Algorithm identifies relevant information entered as free-form text
Doctors and health care policymakers have long known the important role that social determinants of health (SDoH) play in determining health outcomes. But getting large quantities of SDoH information is difficult because it is usually entered in electronic health records (EHRs) as free-form text, rather than structured data.
Now, however, a team of scientific investigators has demonstrated that it’s possible to extract unstructured SDoH data from EHRs relatively easily by using natural language processing—a machine-based method for rapidly identifying certain text in a document. They published their findings recently in a study in JAMIA Open.

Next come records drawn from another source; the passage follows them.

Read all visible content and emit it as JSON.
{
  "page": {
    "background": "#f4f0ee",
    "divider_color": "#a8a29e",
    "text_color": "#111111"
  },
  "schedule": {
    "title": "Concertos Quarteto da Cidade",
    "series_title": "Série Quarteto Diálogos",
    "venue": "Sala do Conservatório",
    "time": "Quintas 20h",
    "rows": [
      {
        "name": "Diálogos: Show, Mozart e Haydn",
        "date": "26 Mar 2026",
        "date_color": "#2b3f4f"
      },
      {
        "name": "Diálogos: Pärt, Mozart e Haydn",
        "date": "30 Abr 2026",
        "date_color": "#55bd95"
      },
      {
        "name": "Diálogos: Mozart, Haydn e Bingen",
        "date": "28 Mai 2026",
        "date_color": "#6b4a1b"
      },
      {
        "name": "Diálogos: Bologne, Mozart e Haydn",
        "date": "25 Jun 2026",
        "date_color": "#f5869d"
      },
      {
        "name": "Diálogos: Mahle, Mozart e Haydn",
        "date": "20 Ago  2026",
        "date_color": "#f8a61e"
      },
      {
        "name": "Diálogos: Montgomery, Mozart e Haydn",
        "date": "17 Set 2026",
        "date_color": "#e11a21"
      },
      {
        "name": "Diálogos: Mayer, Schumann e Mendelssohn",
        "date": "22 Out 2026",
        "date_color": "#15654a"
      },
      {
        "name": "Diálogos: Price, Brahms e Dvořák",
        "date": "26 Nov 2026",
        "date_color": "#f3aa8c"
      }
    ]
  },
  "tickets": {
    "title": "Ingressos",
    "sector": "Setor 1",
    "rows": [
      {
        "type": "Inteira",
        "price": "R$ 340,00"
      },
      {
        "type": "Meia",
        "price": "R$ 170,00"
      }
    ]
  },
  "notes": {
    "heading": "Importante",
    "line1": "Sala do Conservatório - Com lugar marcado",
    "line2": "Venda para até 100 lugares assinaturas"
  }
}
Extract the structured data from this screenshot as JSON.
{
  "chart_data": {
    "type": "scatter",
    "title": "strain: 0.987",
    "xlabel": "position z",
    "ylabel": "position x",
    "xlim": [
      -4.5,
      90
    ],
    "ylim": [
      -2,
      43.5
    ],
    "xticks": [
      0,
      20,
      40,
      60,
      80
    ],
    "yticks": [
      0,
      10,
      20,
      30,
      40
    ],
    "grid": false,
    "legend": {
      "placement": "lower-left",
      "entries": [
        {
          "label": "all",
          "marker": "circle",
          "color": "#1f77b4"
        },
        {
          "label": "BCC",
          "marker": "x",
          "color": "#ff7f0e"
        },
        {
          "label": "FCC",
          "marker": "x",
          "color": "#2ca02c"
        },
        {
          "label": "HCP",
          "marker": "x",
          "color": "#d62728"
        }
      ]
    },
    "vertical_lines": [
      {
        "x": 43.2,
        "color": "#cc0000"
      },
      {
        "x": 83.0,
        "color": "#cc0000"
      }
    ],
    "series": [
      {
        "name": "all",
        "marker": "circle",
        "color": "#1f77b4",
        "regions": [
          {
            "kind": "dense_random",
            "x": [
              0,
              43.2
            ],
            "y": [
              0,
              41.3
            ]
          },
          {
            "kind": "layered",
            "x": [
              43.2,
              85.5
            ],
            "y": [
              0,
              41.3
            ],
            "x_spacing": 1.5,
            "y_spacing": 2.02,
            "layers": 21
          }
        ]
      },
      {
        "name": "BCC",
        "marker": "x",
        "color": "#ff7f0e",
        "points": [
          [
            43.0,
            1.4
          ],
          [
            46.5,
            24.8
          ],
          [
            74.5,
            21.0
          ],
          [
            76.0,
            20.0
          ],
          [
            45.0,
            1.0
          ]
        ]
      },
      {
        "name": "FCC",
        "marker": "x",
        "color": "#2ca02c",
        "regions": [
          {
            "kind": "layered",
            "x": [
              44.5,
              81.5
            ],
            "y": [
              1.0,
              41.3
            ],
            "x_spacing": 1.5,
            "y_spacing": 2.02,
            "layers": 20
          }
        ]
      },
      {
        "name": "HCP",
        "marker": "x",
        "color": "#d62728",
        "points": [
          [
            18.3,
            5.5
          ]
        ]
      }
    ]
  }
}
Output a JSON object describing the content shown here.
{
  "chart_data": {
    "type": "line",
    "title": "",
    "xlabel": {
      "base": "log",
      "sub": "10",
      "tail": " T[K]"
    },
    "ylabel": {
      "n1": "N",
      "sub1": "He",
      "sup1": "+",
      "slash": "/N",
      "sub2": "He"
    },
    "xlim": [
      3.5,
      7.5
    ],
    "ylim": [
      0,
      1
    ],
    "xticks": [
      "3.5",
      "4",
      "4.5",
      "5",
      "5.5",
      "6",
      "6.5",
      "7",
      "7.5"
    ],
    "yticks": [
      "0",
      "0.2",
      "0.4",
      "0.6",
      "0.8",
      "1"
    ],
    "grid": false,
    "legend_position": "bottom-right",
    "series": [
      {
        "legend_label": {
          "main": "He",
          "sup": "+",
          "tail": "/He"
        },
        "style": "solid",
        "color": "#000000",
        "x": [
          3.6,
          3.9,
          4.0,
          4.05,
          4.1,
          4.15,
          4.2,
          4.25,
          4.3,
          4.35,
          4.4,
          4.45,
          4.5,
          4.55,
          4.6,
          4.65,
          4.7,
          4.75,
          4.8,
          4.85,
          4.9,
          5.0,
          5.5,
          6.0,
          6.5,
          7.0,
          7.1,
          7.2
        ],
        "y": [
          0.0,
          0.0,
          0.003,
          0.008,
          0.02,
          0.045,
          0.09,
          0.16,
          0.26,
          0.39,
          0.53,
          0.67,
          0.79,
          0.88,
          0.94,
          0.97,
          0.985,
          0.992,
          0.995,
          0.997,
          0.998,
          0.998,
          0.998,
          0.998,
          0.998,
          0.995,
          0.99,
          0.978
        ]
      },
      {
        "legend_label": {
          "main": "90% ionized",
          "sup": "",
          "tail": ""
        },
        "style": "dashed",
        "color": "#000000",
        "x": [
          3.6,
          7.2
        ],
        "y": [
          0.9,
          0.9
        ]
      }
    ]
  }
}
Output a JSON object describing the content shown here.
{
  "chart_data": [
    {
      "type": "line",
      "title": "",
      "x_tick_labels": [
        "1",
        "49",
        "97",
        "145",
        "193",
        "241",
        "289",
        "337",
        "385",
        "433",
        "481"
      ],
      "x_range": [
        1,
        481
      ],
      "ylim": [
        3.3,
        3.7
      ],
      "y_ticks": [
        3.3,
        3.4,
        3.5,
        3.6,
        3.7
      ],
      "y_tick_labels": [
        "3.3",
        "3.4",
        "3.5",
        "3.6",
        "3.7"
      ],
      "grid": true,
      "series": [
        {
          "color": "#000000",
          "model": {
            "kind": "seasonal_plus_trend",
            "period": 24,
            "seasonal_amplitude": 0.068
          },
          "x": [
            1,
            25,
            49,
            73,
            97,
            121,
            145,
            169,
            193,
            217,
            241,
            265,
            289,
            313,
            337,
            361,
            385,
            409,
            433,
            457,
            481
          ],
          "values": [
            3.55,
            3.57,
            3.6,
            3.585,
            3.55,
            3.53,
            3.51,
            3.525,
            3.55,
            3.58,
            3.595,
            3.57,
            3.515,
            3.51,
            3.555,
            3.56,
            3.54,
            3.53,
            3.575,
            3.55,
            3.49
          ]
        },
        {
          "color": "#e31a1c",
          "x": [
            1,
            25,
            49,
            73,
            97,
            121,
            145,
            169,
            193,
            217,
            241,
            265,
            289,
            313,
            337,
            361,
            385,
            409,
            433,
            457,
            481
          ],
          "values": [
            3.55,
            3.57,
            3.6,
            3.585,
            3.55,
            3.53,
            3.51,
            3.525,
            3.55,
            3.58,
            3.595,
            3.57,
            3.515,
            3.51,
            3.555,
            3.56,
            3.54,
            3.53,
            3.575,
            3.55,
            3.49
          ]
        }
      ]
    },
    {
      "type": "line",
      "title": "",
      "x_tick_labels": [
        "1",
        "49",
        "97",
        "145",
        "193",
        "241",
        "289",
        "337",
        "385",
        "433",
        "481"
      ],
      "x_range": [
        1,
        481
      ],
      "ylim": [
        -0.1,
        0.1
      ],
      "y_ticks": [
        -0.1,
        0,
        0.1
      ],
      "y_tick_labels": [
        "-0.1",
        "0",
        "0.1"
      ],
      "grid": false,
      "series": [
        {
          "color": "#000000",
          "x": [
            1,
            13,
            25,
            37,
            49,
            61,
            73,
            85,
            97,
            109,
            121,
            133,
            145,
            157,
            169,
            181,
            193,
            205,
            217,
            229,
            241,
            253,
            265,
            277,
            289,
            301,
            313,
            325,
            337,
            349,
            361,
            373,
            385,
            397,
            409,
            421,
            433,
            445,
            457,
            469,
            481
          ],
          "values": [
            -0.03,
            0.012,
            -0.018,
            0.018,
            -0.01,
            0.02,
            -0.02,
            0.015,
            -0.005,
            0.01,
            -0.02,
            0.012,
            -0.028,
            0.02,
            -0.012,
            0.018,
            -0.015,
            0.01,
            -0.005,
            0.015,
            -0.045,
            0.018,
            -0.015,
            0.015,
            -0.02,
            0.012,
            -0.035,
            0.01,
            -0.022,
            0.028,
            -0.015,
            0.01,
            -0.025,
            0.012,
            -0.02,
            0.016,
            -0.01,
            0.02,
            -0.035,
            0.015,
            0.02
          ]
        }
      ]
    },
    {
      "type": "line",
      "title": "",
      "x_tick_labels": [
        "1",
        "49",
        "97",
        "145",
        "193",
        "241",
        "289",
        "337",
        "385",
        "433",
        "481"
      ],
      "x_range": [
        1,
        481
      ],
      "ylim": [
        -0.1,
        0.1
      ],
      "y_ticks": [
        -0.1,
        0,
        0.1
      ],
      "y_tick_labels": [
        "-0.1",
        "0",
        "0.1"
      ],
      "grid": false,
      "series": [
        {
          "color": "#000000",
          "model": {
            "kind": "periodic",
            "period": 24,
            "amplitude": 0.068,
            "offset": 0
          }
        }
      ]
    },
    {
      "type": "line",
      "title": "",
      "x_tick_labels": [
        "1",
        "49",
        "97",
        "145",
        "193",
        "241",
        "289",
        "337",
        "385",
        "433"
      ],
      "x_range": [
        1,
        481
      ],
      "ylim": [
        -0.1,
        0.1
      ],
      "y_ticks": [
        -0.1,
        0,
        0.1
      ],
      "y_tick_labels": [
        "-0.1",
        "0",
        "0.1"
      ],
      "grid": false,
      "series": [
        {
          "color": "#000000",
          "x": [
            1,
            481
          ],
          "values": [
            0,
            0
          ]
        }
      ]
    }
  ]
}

The researchers developed three natural language processing (NLP) algorithms for identifying three common social risk factors: housing instability, financial insecurity, and unemployment. They applied the algorithms to clinical notes from 9.900 patients at a safety-net hospital and a nonprofit system whose patients are mostly commercially insured, both in the Indianapolis, Indiana area.
After conducting their own review of random batches of notes examined by the algorithms, the study’s authors concluded that the algorithms showed consistent performance in identifying the three social factors within clinical text.
“More health care organizations are having to deal with social determinants because it is factors like financial resources, housing, and employment status that drive costs that make people unhealthy,” Joshua Vest, PhD, a research scientist at the Regenstrief Institute and faculty member of the Indiana University Fairbanks School of Public Health, said in a news release. “The challenge is effectively measuring and identifying patients with social risks so that [the organizations] can intervene.”
While natural language processing has previously been applied to other conditions, “this is one of the first papers that applies it to social determinants of health,” Vest said.
He added that the team’s goal is “to measure social determinants well enough fir researchers to develop risk models and for clinicians and health care systems to be able to use these (social determinants) in routine practice to…provide a better understanding of the overall characteristics and needs of the patient population.”